Velocity distribution characteristics for rigid vegetation model with spherical canopy: An analytical study adopting multiple mathematical methods

Abstract

Vegetation exists widely in natural rivers, resulting in unique characteristics of flow movement, affecting river flood processes and water quality. The flow movement of vegetated channels is defined as vegetated flow, and is currently receiving close attention. Influenced by vegetation, the classical logarithmic velocity profile turn into a more complex function according to the vegetation morphology and flow pattern. Several research teams have studied analytical models for simple cylinder-type vegetation; however, few studies have been conducted on analytical velocity models for vegetation with spherical canopy, and previous models cannot make accurate prediction of velocity profile in this case.
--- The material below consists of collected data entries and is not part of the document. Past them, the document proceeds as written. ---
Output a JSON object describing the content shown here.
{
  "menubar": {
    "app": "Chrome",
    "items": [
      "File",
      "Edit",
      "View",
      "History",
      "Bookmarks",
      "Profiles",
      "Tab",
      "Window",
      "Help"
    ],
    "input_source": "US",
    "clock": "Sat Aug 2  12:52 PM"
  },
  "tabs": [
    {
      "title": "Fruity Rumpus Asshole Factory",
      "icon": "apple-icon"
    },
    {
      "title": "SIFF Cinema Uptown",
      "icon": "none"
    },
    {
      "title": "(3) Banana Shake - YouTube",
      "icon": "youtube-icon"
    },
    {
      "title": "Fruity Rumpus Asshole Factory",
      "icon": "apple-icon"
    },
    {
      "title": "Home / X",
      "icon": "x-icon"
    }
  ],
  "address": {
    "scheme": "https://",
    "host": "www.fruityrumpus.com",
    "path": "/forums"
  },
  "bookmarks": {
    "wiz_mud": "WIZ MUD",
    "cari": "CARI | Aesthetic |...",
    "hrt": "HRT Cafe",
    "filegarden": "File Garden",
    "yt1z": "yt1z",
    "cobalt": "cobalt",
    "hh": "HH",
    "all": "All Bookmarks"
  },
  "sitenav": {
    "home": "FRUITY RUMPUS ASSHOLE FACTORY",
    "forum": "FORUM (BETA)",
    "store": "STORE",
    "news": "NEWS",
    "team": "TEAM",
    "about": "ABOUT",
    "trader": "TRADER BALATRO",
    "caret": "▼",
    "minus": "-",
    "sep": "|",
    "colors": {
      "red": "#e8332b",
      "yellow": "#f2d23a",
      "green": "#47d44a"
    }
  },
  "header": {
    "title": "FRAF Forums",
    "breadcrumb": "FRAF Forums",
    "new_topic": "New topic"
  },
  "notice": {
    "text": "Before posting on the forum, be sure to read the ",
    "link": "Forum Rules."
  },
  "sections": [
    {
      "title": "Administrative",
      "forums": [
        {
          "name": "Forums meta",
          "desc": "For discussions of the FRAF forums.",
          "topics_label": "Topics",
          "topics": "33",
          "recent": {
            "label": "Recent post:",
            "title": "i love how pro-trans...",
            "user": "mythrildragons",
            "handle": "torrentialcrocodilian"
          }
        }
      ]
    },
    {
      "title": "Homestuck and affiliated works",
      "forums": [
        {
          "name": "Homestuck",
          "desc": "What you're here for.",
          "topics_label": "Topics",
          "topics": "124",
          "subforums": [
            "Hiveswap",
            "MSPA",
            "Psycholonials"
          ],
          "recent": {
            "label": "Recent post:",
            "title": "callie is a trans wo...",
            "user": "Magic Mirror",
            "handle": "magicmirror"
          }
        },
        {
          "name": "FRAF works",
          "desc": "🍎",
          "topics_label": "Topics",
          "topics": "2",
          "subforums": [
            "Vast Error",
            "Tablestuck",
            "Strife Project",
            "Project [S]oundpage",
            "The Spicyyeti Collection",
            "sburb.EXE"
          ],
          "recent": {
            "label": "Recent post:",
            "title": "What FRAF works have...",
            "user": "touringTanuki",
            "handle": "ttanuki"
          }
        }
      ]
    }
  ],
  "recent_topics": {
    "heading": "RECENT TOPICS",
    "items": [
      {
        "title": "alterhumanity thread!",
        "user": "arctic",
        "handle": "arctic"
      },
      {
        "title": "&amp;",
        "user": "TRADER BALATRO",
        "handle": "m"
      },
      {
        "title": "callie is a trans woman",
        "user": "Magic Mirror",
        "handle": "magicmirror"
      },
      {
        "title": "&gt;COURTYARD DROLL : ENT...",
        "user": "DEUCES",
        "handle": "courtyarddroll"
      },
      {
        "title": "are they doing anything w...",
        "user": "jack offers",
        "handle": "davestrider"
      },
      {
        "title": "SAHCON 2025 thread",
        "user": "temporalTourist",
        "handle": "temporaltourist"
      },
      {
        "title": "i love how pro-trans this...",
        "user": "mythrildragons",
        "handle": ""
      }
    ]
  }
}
To address this issue, new analytical models are proposed adopting the power series, exponential and trigonometric models. A comparison between the measured velocity profile and the analytical solution confirms that the newly proposed models are suitable for vegetation with spherical canopy. This analytical model can capture the vertical non-monotonic characteristics of velocity profile, which is what the previous models lack. Moreover, in contrast to numerical models, which require a lot of computational cost, this analytical model allows a quick and intuitive description of the flow profile, which provides hydrodynamic support for the restoration of vegetated channels.